Reducing sub species diversity means less distinct communities and those communities being much larger, as we have now. Fewer larger unequal communities I think gives me the feeling of more structural inequality whereas more smaller communities might enable humans to better live in communities where they don’t so much feel that a hierarchy exists.
So I suppose this means a world in which regional blocs like Europe, China and the US are composed of more autonomous nations and regions. And a world in which nations and regions are stratified into as many diverse unequal communities that we can create.
A final musing on ancestral rights, our own past generations reveals where our sub-species ancestors created and protected our future sustainability.
If a global acknowledgement of human rights gives us the equal right to live and let live diversity, with our diversity being sustained by our inequalities, and our inequalities being best experienced as more smaller communities, and if a global acknowledgement of ancestral rights gives us the unequal right to live where our ancestors had toiled and laboured for our survival.
Then we might be able to respect difference and not fight over it all of the time.

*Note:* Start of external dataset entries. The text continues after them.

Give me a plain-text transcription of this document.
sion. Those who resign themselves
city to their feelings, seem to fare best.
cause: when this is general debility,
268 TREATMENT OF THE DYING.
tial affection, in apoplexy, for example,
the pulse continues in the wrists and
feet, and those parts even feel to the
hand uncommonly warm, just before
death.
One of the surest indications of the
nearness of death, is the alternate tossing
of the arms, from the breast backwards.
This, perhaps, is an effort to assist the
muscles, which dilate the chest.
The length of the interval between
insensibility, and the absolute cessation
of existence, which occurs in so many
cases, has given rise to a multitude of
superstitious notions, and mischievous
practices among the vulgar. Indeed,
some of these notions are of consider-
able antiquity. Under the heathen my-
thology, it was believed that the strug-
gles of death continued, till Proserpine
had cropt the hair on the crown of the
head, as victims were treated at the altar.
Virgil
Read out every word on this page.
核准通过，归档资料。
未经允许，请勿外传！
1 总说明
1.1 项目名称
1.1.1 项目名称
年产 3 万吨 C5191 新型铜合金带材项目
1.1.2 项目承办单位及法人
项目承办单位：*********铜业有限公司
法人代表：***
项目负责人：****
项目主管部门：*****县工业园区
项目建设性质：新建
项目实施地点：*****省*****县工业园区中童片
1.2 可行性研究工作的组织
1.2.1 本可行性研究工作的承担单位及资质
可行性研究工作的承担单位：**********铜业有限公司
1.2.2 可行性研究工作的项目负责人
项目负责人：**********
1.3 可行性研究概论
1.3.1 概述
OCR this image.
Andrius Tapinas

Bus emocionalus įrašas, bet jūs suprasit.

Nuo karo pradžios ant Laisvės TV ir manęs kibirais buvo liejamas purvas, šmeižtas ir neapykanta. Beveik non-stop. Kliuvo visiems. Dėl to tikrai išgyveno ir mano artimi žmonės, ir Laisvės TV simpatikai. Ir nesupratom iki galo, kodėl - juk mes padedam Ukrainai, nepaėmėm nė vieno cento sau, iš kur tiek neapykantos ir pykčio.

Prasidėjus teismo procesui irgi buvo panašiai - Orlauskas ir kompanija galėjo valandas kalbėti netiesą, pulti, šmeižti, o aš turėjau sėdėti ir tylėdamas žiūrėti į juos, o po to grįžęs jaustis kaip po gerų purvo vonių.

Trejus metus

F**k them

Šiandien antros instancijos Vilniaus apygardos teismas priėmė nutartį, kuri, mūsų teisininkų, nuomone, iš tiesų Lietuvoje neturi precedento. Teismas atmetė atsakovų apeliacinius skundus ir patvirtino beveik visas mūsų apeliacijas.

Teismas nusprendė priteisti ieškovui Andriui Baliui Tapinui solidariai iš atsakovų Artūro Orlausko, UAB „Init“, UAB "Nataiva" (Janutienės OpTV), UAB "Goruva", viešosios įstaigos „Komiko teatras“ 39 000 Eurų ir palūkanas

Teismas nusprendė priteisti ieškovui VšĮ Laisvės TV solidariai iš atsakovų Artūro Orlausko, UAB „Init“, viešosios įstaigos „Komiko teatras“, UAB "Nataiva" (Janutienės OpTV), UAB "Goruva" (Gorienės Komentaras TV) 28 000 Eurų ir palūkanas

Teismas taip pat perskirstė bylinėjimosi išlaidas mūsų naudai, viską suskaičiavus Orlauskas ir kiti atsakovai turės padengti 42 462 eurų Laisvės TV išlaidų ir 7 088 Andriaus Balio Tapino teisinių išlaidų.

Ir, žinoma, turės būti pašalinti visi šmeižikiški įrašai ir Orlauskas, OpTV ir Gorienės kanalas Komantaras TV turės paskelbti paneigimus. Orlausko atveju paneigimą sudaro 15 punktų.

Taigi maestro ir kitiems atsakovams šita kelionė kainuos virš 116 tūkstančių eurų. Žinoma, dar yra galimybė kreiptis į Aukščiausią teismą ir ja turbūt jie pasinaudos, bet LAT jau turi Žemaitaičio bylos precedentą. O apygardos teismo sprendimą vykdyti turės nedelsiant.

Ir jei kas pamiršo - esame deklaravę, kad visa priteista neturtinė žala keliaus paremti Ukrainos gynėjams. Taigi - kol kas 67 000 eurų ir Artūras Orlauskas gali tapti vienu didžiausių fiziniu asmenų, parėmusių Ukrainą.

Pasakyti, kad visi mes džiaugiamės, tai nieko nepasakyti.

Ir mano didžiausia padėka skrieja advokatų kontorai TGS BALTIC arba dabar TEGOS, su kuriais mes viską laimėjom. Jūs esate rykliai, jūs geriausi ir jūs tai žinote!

Both equal diversity and unequal diversity must be respected if we want to be a resilient and sustainable species. The difficulty is in finding the right balance between the two within diverse communities.
I think this can only be organised using democracy but I might be wrong!
Did you ask the miserable cabbie why he didn’t simply return to India?
(BTW: Anecdote is not evidence)
‘Why don’t you go back to where you came from?’ Yeah, a good response to someone facing discrimination
Thanks for letting me know.
(BTW: Picking up the one anecdote in the article, used to introduce the theme, and ignoring all the data and evidence presented, sure tells us about your attitude to evidence and anecdote.)